The tornado activity was concentrated at the Colorado-Wyoming-Nebraska tri-state corner, where multiple touchdowns were confirmed in close geographic proximity. The Storm Prediction Center’s post-event reports place confirmed tornadoes 3 miles west of Pine Bluffs, Wyoming; 4 miles north of Pine Bluffs; 4 miles north-northwest of Kimball, Nebraska; and 3 miles southeast of Kimball — a cluster indicating an organized, persistent storm track across the high Plains. A fifth confirmed touchdown was recorded 6 miles north-northwest of Pritchett, Colorado. Additional confirmed reports extended the outbreak into Mississippi.
Nine active alerts remained in effect across the four states as of Friday, according to the National Weather Service, signaling that the threat had not fully passed even as the primary event wound down.

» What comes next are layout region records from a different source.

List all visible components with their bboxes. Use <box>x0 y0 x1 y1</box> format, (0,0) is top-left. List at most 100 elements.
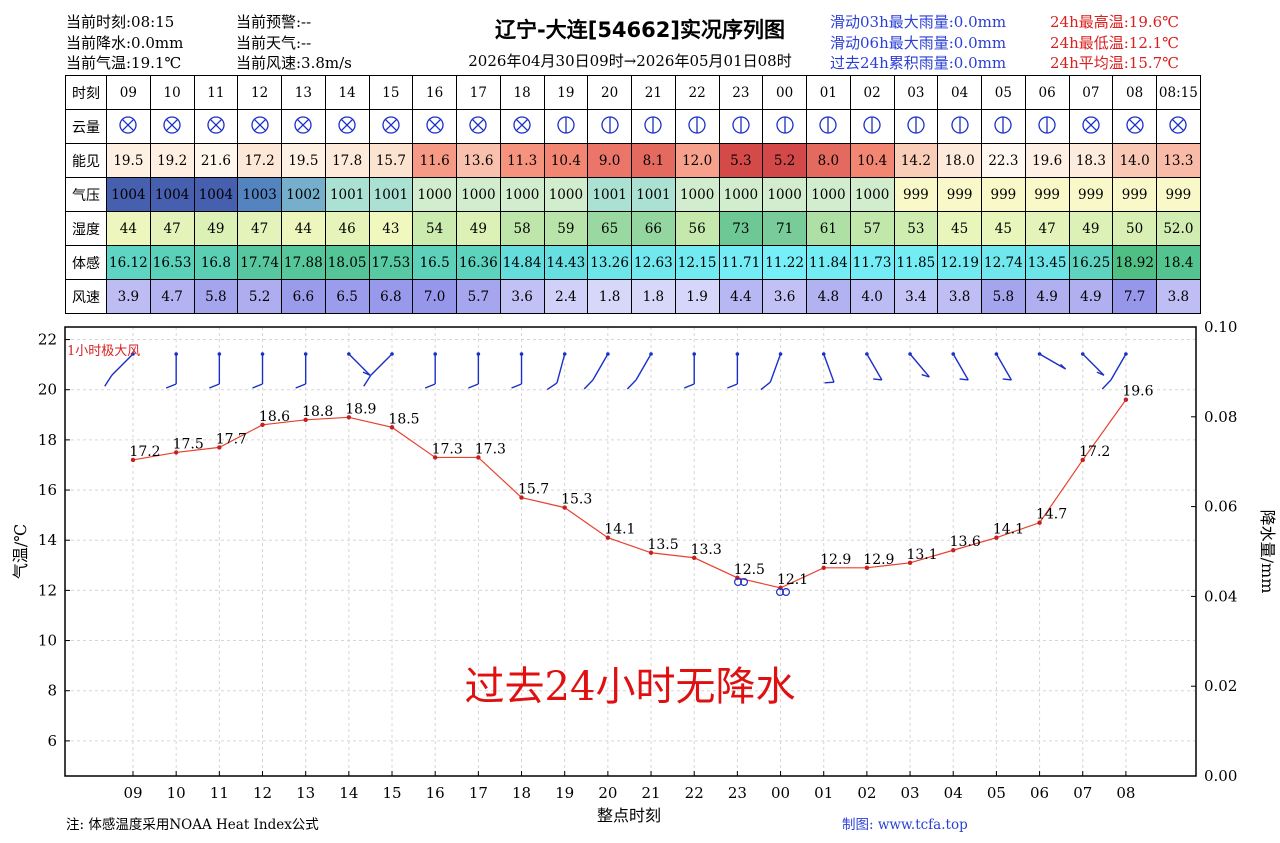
y-tick-label: 8 <box>47 682 57 700</box>
pres-cell: 1000 <box>499 177 545 212</box>
temperature-data-label: 17.3 <box>432 441 463 457</box>
wind-cell: 6.6 <box>281 279 326 314</box>
x-tick-label: 02 <box>857 784 876 802</box>
hum-cell: 44 <box>106 211 151 246</box>
wind-barb <box>760 352 783 391</box>
plot-frame <box>64 326 1197 777</box>
cloud-cell <box>412 109 457 144</box>
wind-cell: 6.8 <box>368 279 414 314</box>
temperature-data-label: 15.7 <box>518 482 549 498</box>
feel-cell: 11.85 <box>893 245 939 280</box>
wind-cell: 4.9 <box>1068 279 1114 314</box>
feel-cell: 16.12 <box>106 245 151 280</box>
cloud-cell <box>368 109 414 144</box>
cloud-cover-icon <box>557 115 575 134</box>
time-cell: 11 <box>193 75 239 110</box>
rain-24h: 过去24h累积雨量:0.0mm <box>830 54 1007 72</box>
cloud-cover-icon <box>688 115 706 134</box>
hum-cell: 45 <box>981 211 1026 246</box>
temperature-point <box>692 555 697 560</box>
time-cell: 03 <box>893 75 939 110</box>
pres-cell: 1001 <box>587 177 632 212</box>
time-cell: 14 <box>324 75 370 110</box>
credit: 制图: www.tcfa.top <box>842 817 968 833</box>
pres-cell: 1002 <box>281 177 326 212</box>
wind-barb <box>511 352 524 389</box>
cloud-cover-icon <box>644 115 663 134</box>
vis-cell: 13.6 <box>456 143 501 178</box>
hum-cell: 50 <box>1112 211 1157 246</box>
table-row-feel: 体感 16.12 16.53 16.8 17.74 17.88 18.05 17.53 16.5… <box>65 245 1201 280</box>
pres-cell: 1003 <box>237 177 282 212</box>
temperature-point <box>130 457 136 463</box>
temperature-data-label: 18.8 <box>302 404 333 420</box>
cloud-cover-icon <box>207 115 225 134</box>
wind-cell: 3.6 <box>499 279 545 314</box>
cloud-cover-icon <box>950 115 969 134</box>
gust-mark <box>733 577 742 586</box>
vis-cell: 19.6 <box>1024 143 1070 178</box>
min-temp: 24h最低温:12.1℃ <box>1050 34 1179 52</box>
hum-cell: 46 <box>324 211 370 246</box>
cloud-cover-icon <box>1125 115 1144 134</box>
wind-barb <box>209 352 222 389</box>
temperature-data-label: 14.7 <box>1036 507 1067 523</box>
x-tick-label: 14 <box>339 784 358 802</box>
current-weather: 当前天气:-- <box>236 34 312 52</box>
hum-cell: 47 <box>237 211 282 246</box>
row-header-wind: 风速 <box>65 279 107 314</box>
vis-cell: 5.2 <box>762 143 807 178</box>
feel-cell: 12.74 <box>981 245 1026 280</box>
temperature-point <box>1037 520 1042 525</box>
cloud-cover-icon <box>338 115 356 134</box>
hum-cell: 58 <box>499 211 545 246</box>
hum-cell: 43 <box>368 211 414 246</box>
y-tick-label: 6 <box>47 732 57 750</box>
x-axis-label: 整点时刻 <box>597 806 661 825</box>
wind-barb <box>821 352 835 384</box>
vis-cell: 8.1 <box>631 143 676 178</box>
row-header-pres: 气压 <box>65 177 107 212</box>
hum-cell: 49 <box>1068 211 1114 246</box>
temperature-data-label: 14.1 <box>993 522 1024 538</box>
feel-cell: 13.45 <box>1024 245 1070 280</box>
feel-cell: 18.05 <box>324 245 370 280</box>
pres-cell: 1000 <box>849 177 895 212</box>
temperature-point <box>951 548 956 553</box>
wind-cell: 5.8 <box>193 279 239 314</box>
vis-cell: 11.3 <box>499 143 545 178</box>
cloud-cover-icon <box>994 115 1013 134</box>
cloud-cover-icon <box>250 115 269 134</box>
x-tick-label: 07 <box>1073 784 1092 802</box>
wind-barb <box>104 352 135 387</box>
y-tick-label: 18 <box>38 431 57 449</box>
wind-barb <box>424 352 437 389</box>
vis-cell: 19.2 <box>149 143 195 178</box>
current-precip: 当前降水:0.0mm <box>66 34 184 52</box>
wind-cell: 1.8 <box>631 279 676 314</box>
pres-cell: 999 <box>1112 177 1157 212</box>
temperature-data-label: 14.1 <box>604 522 635 538</box>
temperature-data-label: 17.3 <box>475 441 506 457</box>
feel-cell: 16.53 <box>149 245 195 280</box>
pres-cell: 999 <box>981 177 1026 212</box>
table-row-cloud: 云量 <box>65 109 1201 144</box>
x-tick-label: 20 <box>598 784 617 802</box>
hum-cell: 52.0 <box>1156 211 1201 246</box>
wind-barb <box>994 352 1013 381</box>
wind-barb <box>626 352 653 390</box>
temperature-point <box>476 455 481 460</box>
cloud-cell <box>718 109 764 144</box>
temperature-data-label: 13.1 <box>906 547 937 563</box>
page-title: 辽宁-大连[54662]实况序列图 <box>495 18 785 42</box>
hum-cell: 45 <box>937 211 982 246</box>
pres-cell: 1001 <box>324 177 370 212</box>
y-tick-label: 10 <box>38 632 57 650</box>
row-header-vis: 能见 <box>65 143 107 178</box>
cloud-cell <box>937 109 982 144</box>
row-header-feel: 体感 <box>65 245 107 280</box>
temperature-line <box>132 399 1127 589</box>
wind-barb <box>165 352 178 389</box>
vis-cell: 14.2 <box>893 143 939 178</box>
cloud-cover-icon <box>775 115 794 134</box>
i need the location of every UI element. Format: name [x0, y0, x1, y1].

The scope of associated damage indicators underscores the system’s intensity. The Storm Prediction Center’s 34 large hail reports and 100 damaging wind reports point to widespread supercell activity rather than isolated events — a pattern consistent with the strong wind shear and atmospheric instability that can fuel multi-storm outbreaks across the Plains corridor. Residents near Cheyenne weather and throughout the Nebraska Panhandle, including communities near North Platte weather, were among those in the path of the storm complex.
Damage surveys by the National Weather Service typically require 24 to 48 hours after a tornado event to complete. Preliminary storm tracks, Enhanced Fujita scale ratings, and official path widths for Thursday’s confirmed tornadoes had not yet been published as of this writing. Residents in affected areas should monitor their local National Weather Service office for updated damage assessments.
Anyone who observed or sustained tornado damage is urged to report it to their local National Weather Service forecast office. Timely ground-truth reporting aids in accurate post-storm verification and helps calibrate future warning lead times.
The Storm Prediction Center maintains a continuously updated log of severe weather reports at the national level; Thursday’s outbreak will be incorporated into its seasonal statistical record once all surveys are finalized.